Plato’s Dialectic―A Method of Division
Plato (427-347 BC), a disciple of Socrates, tried to explain how true knowledge, concerning the virtue referred to by Socrates, comes to be obtained. Plato maintained the existence of non-material being, which is the essence of a thing, and he called it Idea, or form (eidos). Among scores of Ideas he regarded the Idea of the Good as supreme, and asserted that only when people intuit the Idea of the Good can they lead the supreme life.
According to Plato, that which truly exists is Idea, and the phenomenal world is but a copy of the world of Ideas. Accordingly, a knowledge of the Ideas is indeed true knowledge. He also called his method, the cognition of Ideas, the dialectic.

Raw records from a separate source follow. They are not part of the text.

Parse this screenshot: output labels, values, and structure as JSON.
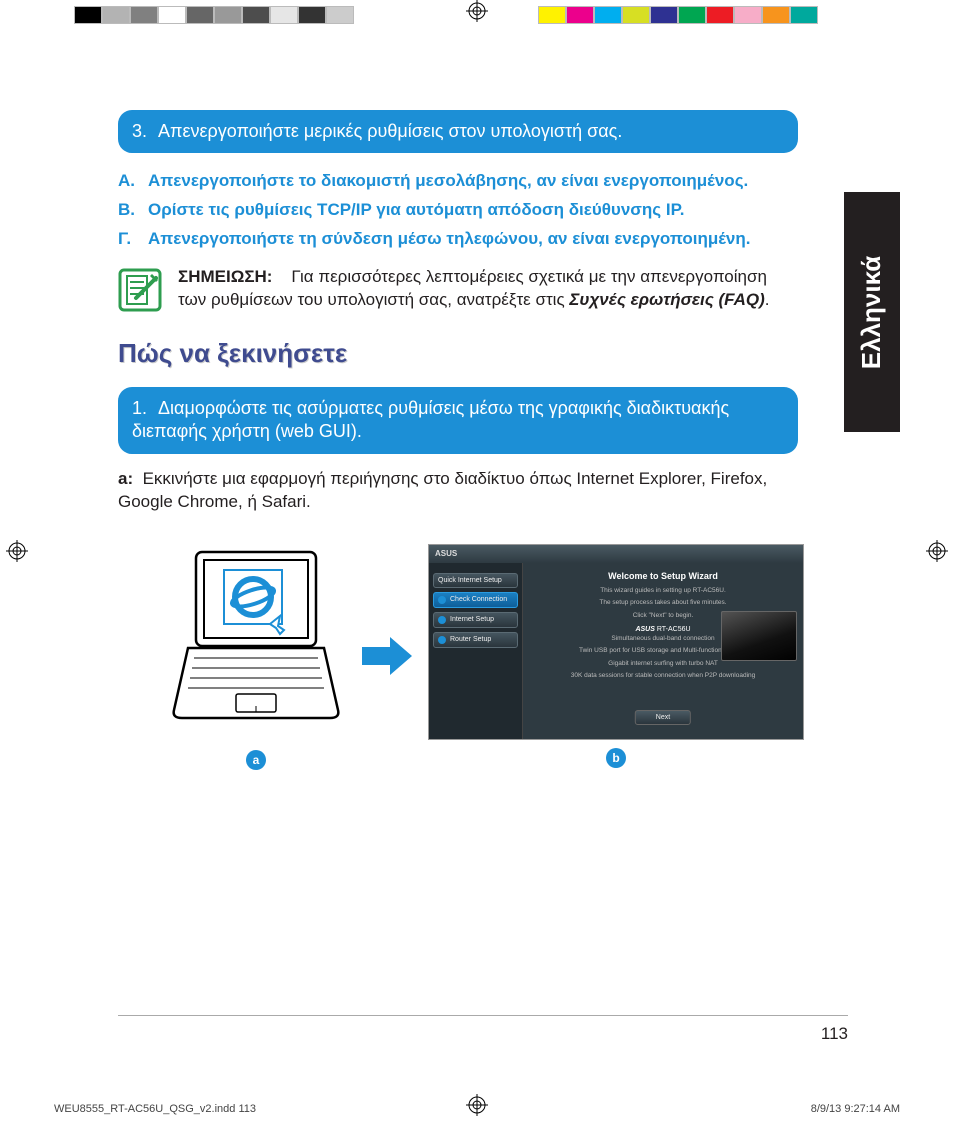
{
  "side_tab": "Ελληνικά",
  "callout3": {
    "num": "3.",
    "text": "Απενεργοποιήστε μερικές ρυθμίσεις στον υπολογιστή σας."
  },
  "letters": {
    "a": {
      "lt": "A.",
      "txt": "Απενεργοποιήστε το διακομιστή μεσολάβησης, αν είναι ενεργοποιημένος."
    },
    "b": {
      "lt": "B.",
      "txt": " Ορίστε τις ρυθμίσεις TCP/IP για αυτόματη απόδοση διεύθυνσης IP."
    },
    "c": {
      "lt": "Γ.",
      "txt": "Απενεργοποιήστε τη σύνδεση μέσω τηλεφώνου, αν είναι ενεργοποιημένη."
    }
  },
  "note": {
    "label": "ΣΗΜΕΙΩΣΗ:",
    "body": "Για περισσότερες λεπτομέρειες σχετικά με την απενεργοποίηση των ρυθμίσεων του υπολογιστή σας, ανατρέξτε στις ",
    "faq": "Συχνές ερωτήσεις (FAQ)",
    "tail": "."
  },
  "section_title": "Πώς να ξεκινήσετε",
  "callout1": {
    "num": "1.",
    "text": "Διαμορφώστε τις ασύρματες ρυθμίσεις μέσω της γραφικής διαδικτυακής διεπαφής χρήστη (web GUI)."
  },
  "step_a": {
    "label": "a:",
    "text": "Εκκινήστε μια εφαρμογή περιήγησης στο διαδίκτυο όπως Internet  Explorer, Firefox, Google Chrome, ή Safari."
  },
  "wizard": {
    "brand": "ASUS",
    "header": "Welcome to Setup Wizard",
    "side_items": [
      "Quick Internet Setup",
      "Check Connection",
      "Internet Setup",
      "Router Setup"
    ],
    "line1": "This wizard guides in setting up RT-AC56U.",
    "line2": "The setup process takes about five minutes.",
    "line3": "Click \"Next\" to begin.",
    "model_brand": "ASUS",
    "model": "RT-AC56U",
    "feat1": "Simultaneous dual-band connection",
    "feat2": "Twin USB port for USB storage and Multi-functional printer",
    "feat3": "Gigabit internet surfing with turbo NAT",
    "feat4": "30K data sessions for stable connection when P2P downloading",
    "next": "Next"
  },
  "badges": {
    "a": "a",
    "b": "b"
  },
  "page_number": "113",
  "slug": {
    "file": "WEU8555_RT-AC56U_QSG_v2.indd   113",
    "stamp": "8/9/13   9:27:14 AM"
  },
  "swatches_left": [
    "#000000",
    "#b3b3b3",
    "#808080",
    "#ffffff",
    "#666666",
    "#999999",
    "#4d4d4d",
    "#e6e6e6",
    "#333333",
    "#cccccc"
  ],
  "swatches_right": [
    "#fff200",
    "#ec008c",
    "#00aeef",
    "#d7df23",
    "#2e3192",
    "#00a651",
    "#ed1c24",
    "#f7adc8",
    "#f7941d",
    "#00a99d"
  ]
}
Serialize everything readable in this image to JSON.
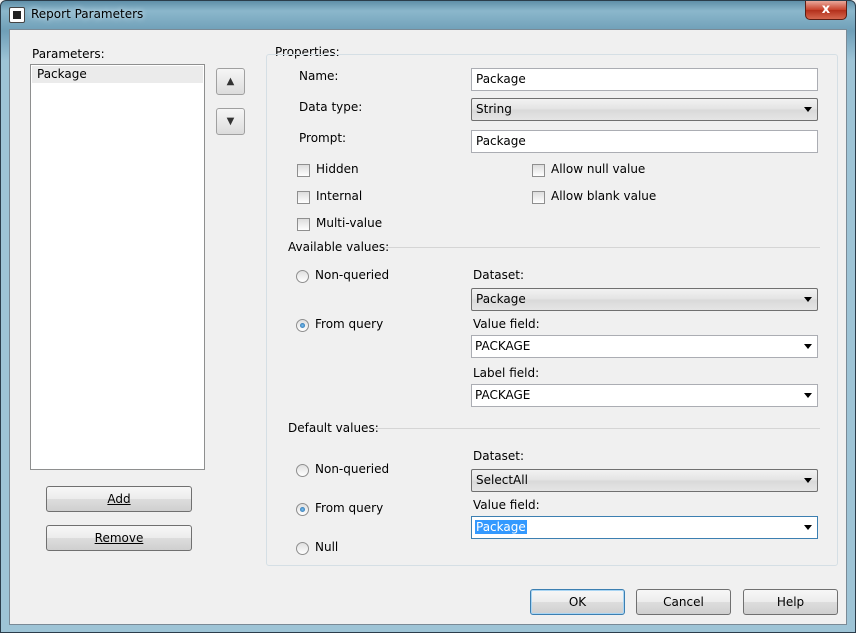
{
  "window": {
    "title": "Report Parameters",
    "close_glyph": "x"
  },
  "left": {
    "parameters_label": "Parameters:",
    "items": [
      "Package"
    ],
    "add_label": "Add",
    "remove_label": "Remove"
  },
  "properties": {
    "section_label": "Properties:",
    "name_label": "Name:",
    "name_value": "Package",
    "datatype_label": "Data type:",
    "datatype_value": "String",
    "prompt_label": "Prompt:",
    "prompt_value": "Package",
    "hidden_label": "Hidden",
    "internal_label": "Internal",
    "multivalue_label": "Multi-value",
    "allow_null_label": "Allow null value",
    "allow_blank_label": "Allow blank value",
    "hidden_checked": false,
    "internal_checked": false,
    "multivalue_checked": false,
    "allow_null_checked": false,
    "allow_blank_checked": false
  },
  "available": {
    "section_label": "Available values:",
    "nonqueried_label": "Non-queried",
    "fromquery_label": "From query",
    "selected": "From query",
    "dataset_label": "Dataset:",
    "dataset_value": "Package",
    "valuefield_label": "Value field:",
    "valuefield_value": "PACKAGE",
    "labelfield_label": "Label field:",
    "labelfield_value": "PACKAGE"
  },
  "defaults": {
    "section_label": "Default values:",
    "nonqueried_label": "Non-queried",
    "fromquery_label": "From query",
    "null_label": "Null",
    "selected": "From query",
    "dataset_label": "Dataset:",
    "dataset_value": "SelectAll",
    "valuefield_label": "Value field:",
    "valuefield_value": "Package"
  },
  "footer": {
    "ok_label": "OK",
    "cancel_label": "Cancel",
    "help_label": "Help"
  },
  "icons": {
    "move_up": "arrow-up-icon",
    "move_down": "arrow-down-icon"
  },
  "colors": {
    "selection": "#3399ff",
    "close_button": "#c7402a"
  }
}
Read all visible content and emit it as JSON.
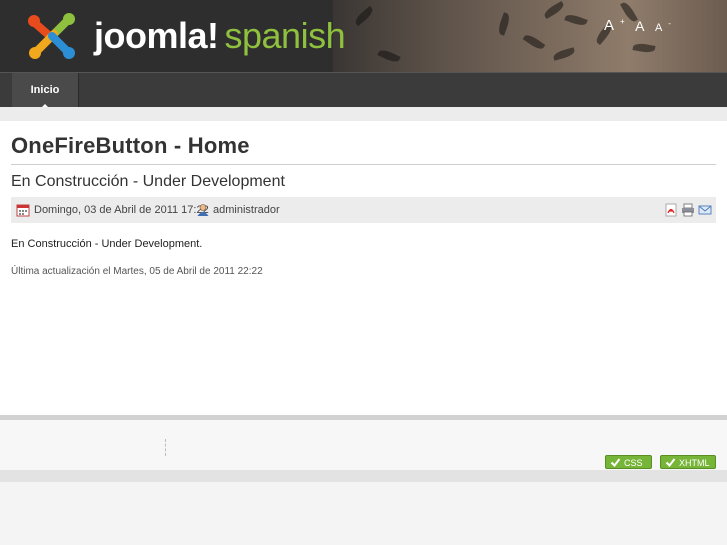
{
  "header": {
    "logo_brand": "joomla!",
    "logo_language": "spanish",
    "font_increase": "A",
    "font_reset": "A",
    "font_decrease": "A",
    "font_increase_sup": "+",
    "font_decrease_sup": "-"
  },
  "nav": {
    "items": [
      {
        "label": "Inicio"
      }
    ]
  },
  "page": {
    "title": "OneFireButton - Home"
  },
  "article": {
    "title": "En Construcción - Under Development",
    "created": "Domingo, 03 de Abril de 2011 17:22",
    "author": "administrador",
    "body": "En Construcción - Under Development.",
    "modified": "Última actualización el Martes, 05 de Abril de 2011 22:22"
  },
  "footer": {
    "badges": [
      {
        "label": "CSS"
      },
      {
        "label": "XHTML"
      }
    ]
  },
  "colors": {
    "header_bg": "#2e2e2e",
    "nav_bg": "#3b3b3b",
    "accent_green": "#8fc13e",
    "badge_green": "#77b538"
  }
}
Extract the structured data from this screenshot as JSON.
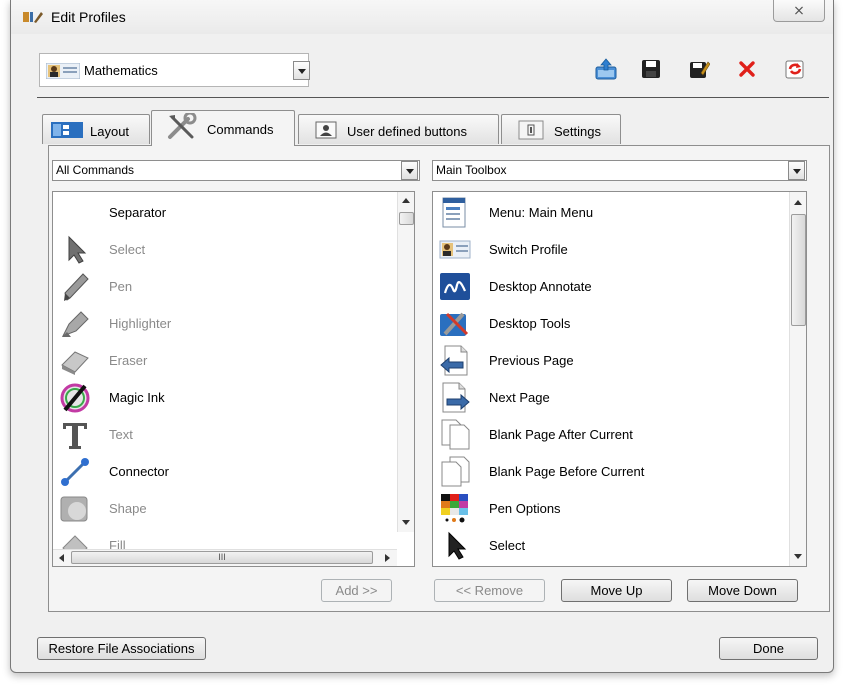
{
  "window": {
    "title": "Edit Profiles",
    "close_glyph": "⨯"
  },
  "profile": {
    "selected": "Mathematics"
  },
  "toolbar": {
    "icons": [
      "upload-profile-icon",
      "save-icon",
      "edit-save-icon",
      "delete-icon",
      "refresh-icon"
    ]
  },
  "tabs": [
    {
      "label": "Layout",
      "icon": "layout-icon"
    },
    {
      "label": "Commands",
      "icon": "tools-icon"
    },
    {
      "label": "User defined buttons",
      "icon": "user-card-icon"
    },
    {
      "label": "Settings",
      "icon": "settings-icon"
    }
  ],
  "left_combo": {
    "value": "All Commands"
  },
  "right_combo": {
    "value": "Main Toolbox"
  },
  "left_list": [
    {
      "label": "Separator",
      "icon": "",
      "enabled": true
    },
    {
      "label": "Select",
      "icon": "cursor-arrow-icon",
      "enabled": false
    },
    {
      "label": "Pen",
      "icon": "pen-icon",
      "enabled": false
    },
    {
      "label": "Highlighter",
      "icon": "highlighter-icon",
      "enabled": false
    },
    {
      "label": "Eraser",
      "icon": "eraser-icon",
      "enabled": false
    },
    {
      "label": "Magic Ink",
      "icon": "magic-ink-icon",
      "enabled": true
    },
    {
      "label": "Text",
      "icon": "text-icon",
      "enabled": false
    },
    {
      "label": "Connector",
      "icon": "connector-icon",
      "enabled": true
    },
    {
      "label": "Shape",
      "icon": "shape-icon",
      "enabled": false
    },
    {
      "label": "Fill",
      "icon": "fill-icon",
      "enabled": false
    }
  ],
  "right_list": [
    {
      "label": "Menu: Main Menu",
      "icon": "menu-icon"
    },
    {
      "label": "Switch Profile",
      "icon": "switch-profile-icon"
    },
    {
      "label": "Desktop Annotate",
      "icon": "desktop-annotate-icon"
    },
    {
      "label": "Desktop Tools",
      "icon": "desktop-tools-icon"
    },
    {
      "label": "Previous Page",
      "icon": "previous-page-icon"
    },
    {
      "label": "Next Page",
      "icon": "next-page-icon"
    },
    {
      "label": "Blank Page After Current",
      "icon": "blank-page-after-icon"
    },
    {
      "label": "Blank Page Before Current",
      "icon": "blank-page-before-icon"
    },
    {
      "label": "Pen Options",
      "icon": "pen-options-icon"
    },
    {
      "label": "Select",
      "icon": "cursor-arrow-icon"
    }
  ],
  "hscroll": {
    "grip": "III"
  },
  "actions": {
    "add": "Add >>",
    "remove": "<< Remove",
    "move_up": "Move Up",
    "move_down": "Move Down"
  },
  "footer": {
    "restore": "Restore File Associations",
    "done": "Done"
  }
}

Plato’s dialectic sought to determine the relationships between Ideas and to explain the structure of Ideas, which placed the Idea of the Good at the apex. In the cognition of Ideas, there are two directions: The first progresses from the upper to the lower through the division of the generic concepts into specific concepts; the second progresses from the lower to the upper through synthesizing the concepts of individual things, aiming at the supreme concept. Between the two methods, the direction of synthesis corresponds to Socrates’ dialectic; the direction of division is most typically Plato’s. Thus, when we refer to Plato’s dialectic, we usually mean the method by division.
In contrast to Socrates, who held that knowledge could be obtained through a dialogue between persons, Plato proposed his dialectic as a method of classifying concepts, or a method of self-questioning and self-answering, namely, a method of questioning and answering taking place in one’s own mind.